Yeah, yeah. I think the difference of NoSQL versus SQL… I think the NoSQL isn’t necessarily key/value, it’s really more… There’s been a lot of databases that try to optimize for a certain domain, I guess, and that tends to be where they shine. If you have a database around time series data, you could really optimize big things with time series, if you have a database specific for that, or if you have a search database. This certain kind of domains that are more specific than the generic SQL. I think that’s where it tends to shine. As far as the aggregates… Yeah, if you’re trying to get a prototype out, know SQL really well; I would totally go for SQL, without a doubt. It’s probably not worth learning a new language or system to make something quick and simple.
The things that I like specifically about key/value is that there’s a lot of features that you think of that tend to be more around SQL databases, where it’s like, “Oh, you have a schema!” A schema and a key/value store can be just a serialization library.

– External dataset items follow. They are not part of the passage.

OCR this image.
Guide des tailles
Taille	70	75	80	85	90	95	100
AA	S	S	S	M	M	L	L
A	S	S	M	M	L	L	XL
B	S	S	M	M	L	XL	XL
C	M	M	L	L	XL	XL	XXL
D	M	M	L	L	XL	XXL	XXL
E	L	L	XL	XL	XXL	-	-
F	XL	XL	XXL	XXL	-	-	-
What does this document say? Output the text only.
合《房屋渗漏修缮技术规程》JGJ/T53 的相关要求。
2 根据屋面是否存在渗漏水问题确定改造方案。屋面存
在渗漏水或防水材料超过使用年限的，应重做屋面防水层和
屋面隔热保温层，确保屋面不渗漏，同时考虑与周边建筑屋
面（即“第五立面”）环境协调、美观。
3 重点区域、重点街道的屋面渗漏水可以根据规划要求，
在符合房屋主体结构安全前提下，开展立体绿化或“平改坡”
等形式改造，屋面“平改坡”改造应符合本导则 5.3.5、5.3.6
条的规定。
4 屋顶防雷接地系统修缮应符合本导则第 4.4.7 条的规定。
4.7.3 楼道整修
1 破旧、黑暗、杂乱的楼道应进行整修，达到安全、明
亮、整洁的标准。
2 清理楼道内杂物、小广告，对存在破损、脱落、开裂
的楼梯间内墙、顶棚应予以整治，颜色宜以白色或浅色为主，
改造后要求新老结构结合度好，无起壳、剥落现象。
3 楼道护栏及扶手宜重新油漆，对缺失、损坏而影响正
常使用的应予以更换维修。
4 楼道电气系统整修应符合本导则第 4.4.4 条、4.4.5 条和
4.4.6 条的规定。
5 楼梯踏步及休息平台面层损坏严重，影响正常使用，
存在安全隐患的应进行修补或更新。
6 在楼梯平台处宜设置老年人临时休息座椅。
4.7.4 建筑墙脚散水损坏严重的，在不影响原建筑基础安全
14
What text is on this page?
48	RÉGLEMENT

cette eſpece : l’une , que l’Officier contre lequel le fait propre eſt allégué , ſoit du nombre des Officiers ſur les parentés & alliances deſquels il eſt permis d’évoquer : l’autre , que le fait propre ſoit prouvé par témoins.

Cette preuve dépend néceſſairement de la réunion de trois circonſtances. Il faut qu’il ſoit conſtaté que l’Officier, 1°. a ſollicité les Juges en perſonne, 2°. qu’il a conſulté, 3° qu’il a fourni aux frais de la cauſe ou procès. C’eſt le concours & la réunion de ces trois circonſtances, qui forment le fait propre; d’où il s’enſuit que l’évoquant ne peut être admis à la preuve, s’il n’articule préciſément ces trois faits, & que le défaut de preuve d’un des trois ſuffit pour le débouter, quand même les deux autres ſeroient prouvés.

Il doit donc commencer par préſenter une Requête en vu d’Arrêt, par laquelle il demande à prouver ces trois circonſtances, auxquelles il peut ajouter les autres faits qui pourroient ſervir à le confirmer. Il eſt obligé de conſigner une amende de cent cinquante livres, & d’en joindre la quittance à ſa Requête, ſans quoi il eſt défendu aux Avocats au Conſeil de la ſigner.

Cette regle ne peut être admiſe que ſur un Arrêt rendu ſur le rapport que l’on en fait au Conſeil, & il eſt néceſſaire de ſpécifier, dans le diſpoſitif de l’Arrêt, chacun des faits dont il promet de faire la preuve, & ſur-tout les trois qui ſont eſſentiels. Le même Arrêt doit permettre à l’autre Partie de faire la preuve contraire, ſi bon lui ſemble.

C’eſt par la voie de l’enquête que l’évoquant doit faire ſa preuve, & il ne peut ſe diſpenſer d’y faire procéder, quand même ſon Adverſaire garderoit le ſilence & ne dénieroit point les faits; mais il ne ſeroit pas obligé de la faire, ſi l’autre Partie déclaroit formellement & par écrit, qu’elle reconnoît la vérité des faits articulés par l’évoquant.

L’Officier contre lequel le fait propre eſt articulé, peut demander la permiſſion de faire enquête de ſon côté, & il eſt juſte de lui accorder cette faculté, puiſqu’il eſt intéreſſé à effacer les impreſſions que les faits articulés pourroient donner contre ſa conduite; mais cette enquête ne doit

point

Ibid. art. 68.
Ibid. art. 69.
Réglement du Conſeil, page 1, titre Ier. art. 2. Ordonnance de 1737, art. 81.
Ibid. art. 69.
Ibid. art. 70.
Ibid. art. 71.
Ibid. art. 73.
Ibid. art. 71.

ProtoBufs is actually a good serialization library, and they give you things like versioning, just really quick encoding and decoding, and you layer that on top of a key/value store, and you’re starting to build your own database. It’s simple, but that’s a good thing.
[00:24:10.22] Another thing, when you think about SQL and the SQL language – and I’ve done SQL for years, and I still find it to be really frustrating when you get down to more complex queries. Your query language when you’re actually using a key/value store ends up being Go, which is awesome, because you can do anything you want in Go. So if you need to scan a table, or scan a set of keys and values, you can make an index inside of a key/value store… You can do all those things, and it’s really just Go code underneath that’s processing it. So you can do a lot to optimize. You no longer have these ideas like query planning. Your query planning is done before compile time, and you’re writing the code to actually do the query.